It has already arrived, as the recent outbreak centered on a pork processing plant in Sioux Falls showed. The question is: How bad it will get?
South Dakotans aren’t required to stay at home during this pandemic, a measure recommended by epidemiologists, not politicians, who warn that preventable infections and deaths may skyrocket without such an order. The South Dakota State Medical Association has taken the lead in asking our state and local governments for a stay-at-home order. Some cities have passed ordinances to restrict customers to no more than 10 people inside businesses, but I worry that won’t be enough. As the rest of the country begins debating how and when to reopen safely, South Dakota never officially closed. Doctors like me have asked Gov. Kristi L. Noem (R) to take stronger action, which would give our health professionals the necessary time and resources to manage the coronavirus outbreak. We may soon be facing the challenges and hardships already seen in New York and other cities if a statewide order is not issued immediately.

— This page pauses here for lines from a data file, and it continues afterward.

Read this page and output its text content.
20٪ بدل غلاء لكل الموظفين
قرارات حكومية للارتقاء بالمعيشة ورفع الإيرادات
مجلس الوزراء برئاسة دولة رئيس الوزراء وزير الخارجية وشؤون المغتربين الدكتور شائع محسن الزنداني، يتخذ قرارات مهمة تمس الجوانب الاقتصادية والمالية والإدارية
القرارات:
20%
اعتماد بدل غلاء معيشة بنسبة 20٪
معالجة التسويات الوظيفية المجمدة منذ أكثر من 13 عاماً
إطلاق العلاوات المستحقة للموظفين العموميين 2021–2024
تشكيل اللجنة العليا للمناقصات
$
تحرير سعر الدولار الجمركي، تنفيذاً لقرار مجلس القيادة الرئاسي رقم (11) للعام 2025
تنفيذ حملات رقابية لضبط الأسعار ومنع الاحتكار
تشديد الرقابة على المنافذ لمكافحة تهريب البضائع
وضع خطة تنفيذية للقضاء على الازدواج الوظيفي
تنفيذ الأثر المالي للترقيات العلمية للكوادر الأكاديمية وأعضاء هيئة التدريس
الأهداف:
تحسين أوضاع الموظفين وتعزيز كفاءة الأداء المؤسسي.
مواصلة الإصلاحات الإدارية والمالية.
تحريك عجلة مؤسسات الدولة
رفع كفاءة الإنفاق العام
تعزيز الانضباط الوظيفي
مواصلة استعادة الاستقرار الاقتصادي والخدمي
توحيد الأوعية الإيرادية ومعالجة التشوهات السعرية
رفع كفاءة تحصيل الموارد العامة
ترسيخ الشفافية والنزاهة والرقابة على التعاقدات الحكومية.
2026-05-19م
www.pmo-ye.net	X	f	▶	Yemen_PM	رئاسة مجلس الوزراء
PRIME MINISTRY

I’m a physician in the town of Yankton, located near the amazing Lewis and Clark Lake, on the Missouri River. My health system has been working tirelessly to get us information about best practices during the pandemic, and I receive daily updates. We have begun to wear masks and eye shields during all times when in patient-care areas. Even that soft cotton starts to break down the skin. I’ve shaved my head to keep the mask from pulling at my hair, and my wife and I are trying to decide whether I should stay away from the family to avoid getting them sick.
I took care of a patient last week who had chronic lung disease. She looked well when she arrived to the ER, and I thought she would be going home after a few tests, but I was wrong. For good reasons, she couldn’t have visitors because of our hospital’s new policy. She got worse — fast. Her breathing became labored, and she would need to stay in the hospital. We tested her for the coronavirus, but we knew it might take days to get results.
We took care to protect ourselves, wearing personal protective equipment at all times. We worried that she was infected with the virus and that, if so, our normal treatments for lung disease would put the virus into the air, potentially infecting other patients and staff. The only treatment would be to put her on a ventilator, but we knew from New York and elsewhere that her survival chances would be grim no matter what. She agreed — and she did not want to be on a ventilator. She understood that with her bad lungs, it was only going to get worse. She refused the ventilator, knowing that she would die.
In this situation, we allowed her daughter to visit. To our hospital’s credit, her daughter was issued her own personal protective equipment from our limited supply for the visit and entered a room sanitized of any item of comfort that could harbor the virus and infect others. We gave medication to calm the mother, and, in front of five people in masks, gloves and goggles, she died. The chaplain was present and said a prayer. It was moving and horrible, and I can only wonder how many more times it will happen again.
Later, I spoke with her daughter and got permission to write about it. She was thankful for our efforts and said she could tell how much our staff struggled to make it better for our patients despite the reality of the coronavirus.
Would our patient have accepted a ventilator if it weren’t during a pandemic? I wonder whether she gave her life because she wanted to save that precious equipment for someone else. Four days later, I found out her test was negative (which, because there are a lot of false negatives, might not have meant she didn’t have covid-19, the disease caused by the virus). That’s the kind of decision that physicians are being forced to make.
Healthy, young people might not worry about getting sick because they know their fatality rate is so low. They don’t realize that they are the most mobile, active members of the public, and so they’re more likely to be healthy enough to spread the infection to others who are much more vulnerable. These are the people going to the bars, restaurants and auto races without an order not to do so. Even if these are only young, healthy people, they risk going home and to work and infecting those more vulnerable. The vulnerable then seek the hospital for care, and if enough of them do so, our rural facilities will be overwhelmed.
We have only 11 state-licensed hospitals, with a total capacity of about 2,000 beds. An additional 38 critical-access hospitals serve rural areas, with about 700 beds. As of a couple of years ago, there were only 152 intensive care unit beds in the whole state, which has nearly 900,000 residents. If large numbers of people get sick, we won’t be able to take care of everyone, and more will die.
South Dakotans live in a state with more cattle than people. But wherever people come together poses a risk of transmission, as the spike of covid-19 cases in the meat-processing plant shows. Like a lot of South Dakotans, I have strong views about personal liberty. I detest government mandates, and I want the economy to boom. But, like many of my colleagues on the front lines of this quiet war, when I weigh that against the lives of our patients, I don’t see a choice.
It’s not just physicians, either. Paramedics, nurses, peace officers, firefighters and everyone else who is risking their lives quietly and tirelessly to protect others are wondering when the tidal wave will come or whether it can still be prevented. The decisions made today will reverberate for years to come. We are thankful for the conservation of PPE. We are thankful for homemade masks, ventilators, hopes and prayers. Under the watchful eyes of our forefathers set in stone, we will stay at work. All you need to do is stay at home.